Cost and scalability: The production of bio-based encapsulation materials can be more expensive than conventional methods, posing challenges for widespread adoption. Scaling up while maintaining cost-effectiveness is crucial for both startups and established companies.
Stability and shelf life: Some bio-based materials may offer additional stability and shelf life than synthetic alternatives. Ensuring these materials maintain their integrity and protect active ingredients over extended periods is essential for commercial success.
Regulatory approval: Bio-based encapsulation materials and products must undergo rigorous testing and obtain necessary regulatory approvals before commercialization. This lengthy and costly process can create significant barriers to market entry for companies in the sector.

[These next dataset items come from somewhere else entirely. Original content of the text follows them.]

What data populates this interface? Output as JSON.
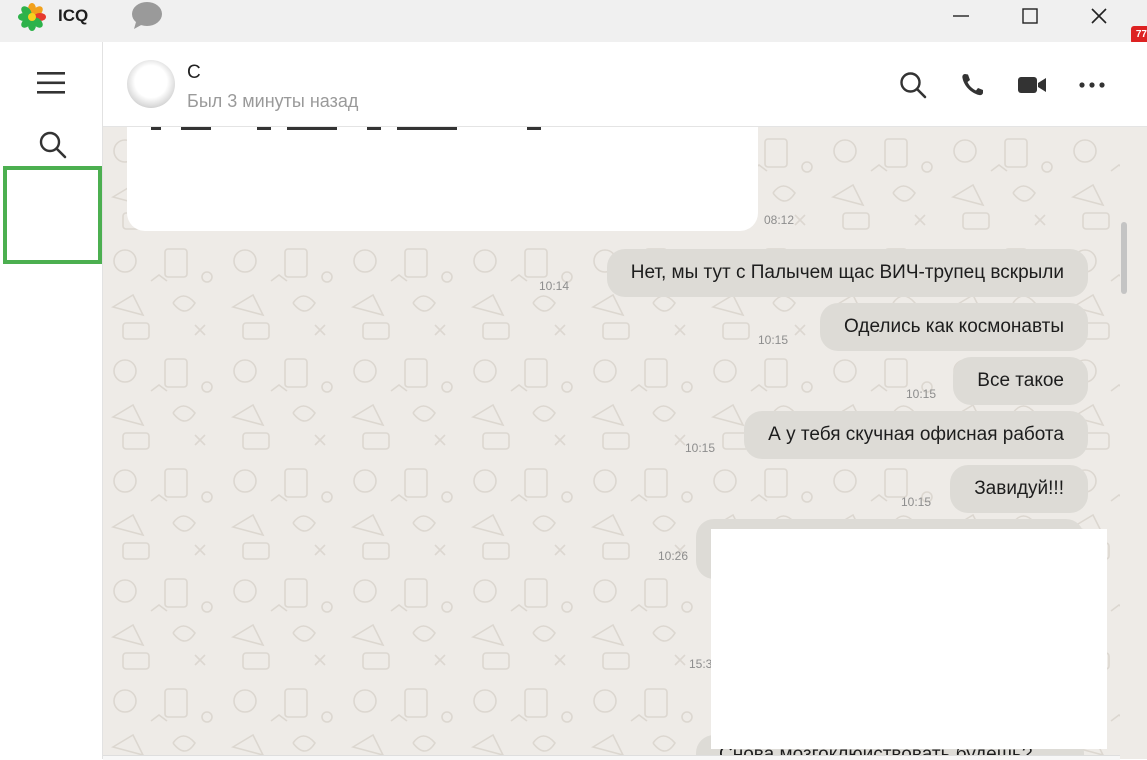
{
  "window": {
    "title": "ICQ",
    "edge_badge_text": "77"
  },
  "icons": {
    "logo": "icq-flower-logo",
    "titlebar_chat": "chat-bubble-icon",
    "minimize": "minimize-icon",
    "maximize": "maximize-icon",
    "close": "close-icon",
    "rail_menu": "hamburger-menu-icon",
    "rail_search": "search-icon",
    "header_search": "search-icon",
    "header_call": "phone-icon",
    "header_video": "video-camera-icon",
    "header_more": "more-dots-icon"
  },
  "header": {
    "contact_name": "С",
    "contact_status": "Был 3 минуты назад"
  },
  "messages": [
    {
      "direction": "in",
      "text": "",
      "time": "08:12"
    },
    {
      "direction": "out",
      "text": "Нет, мы тут с Палычем щас ВИЧ-трупец вскрыли",
      "time": "10:14"
    },
    {
      "direction": "out",
      "text": "Оделись как космонавты",
      "time": "10:15"
    },
    {
      "direction": "out",
      "text": "Все такое",
      "time": "10:15"
    },
    {
      "direction": "out",
      "text": "А у тебя скучная офисная работа",
      "time": "10:15"
    },
    {
      "direction": "out",
      "text": "Завидуй!!!",
      "time": "10:15"
    },
    {
      "direction": "out",
      "text": "",
      "time": "10:26"
    },
    {
      "direction": "out",
      "text": "",
      "time": "15:3"
    },
    {
      "direction": "out",
      "text": "Снова мозгоклюйствовать будешь?",
      "time": ""
    }
  ],
  "colors": {
    "accent_green": "#4caf50",
    "chat_background": "#eeebe7",
    "outgoing_bubble": "#dddbd6",
    "incoming_bubble": "#ffffff"
  }
}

In conclusion, the agricultural industry plays a vital role in providing essential resources for human sustenance but faces significant environmental challenges due to modern practices. Bio-Based encapsulation technology offers a promising avenue for addressing these challenges, particularly when utilizing biodegradable polymers, cyclodextrins, and liposomes. The innovation and development of sustainable encapsulation solutions have the potential to reduce contamination, improve the efficiency of pesticide and fertilizer applications, and contribute to a cleaner, more sustainable future for agriculture. Continued investment in agriculture-focused startups by venture capital firms demonstrates the growing interest and commitment to advancing these eco-friendly technologies. As the agricultural sector evolves, it is essential to keep exploring and refining sustainable solutions to minimize environmental impacts and ensure the long-term viability of our food systems.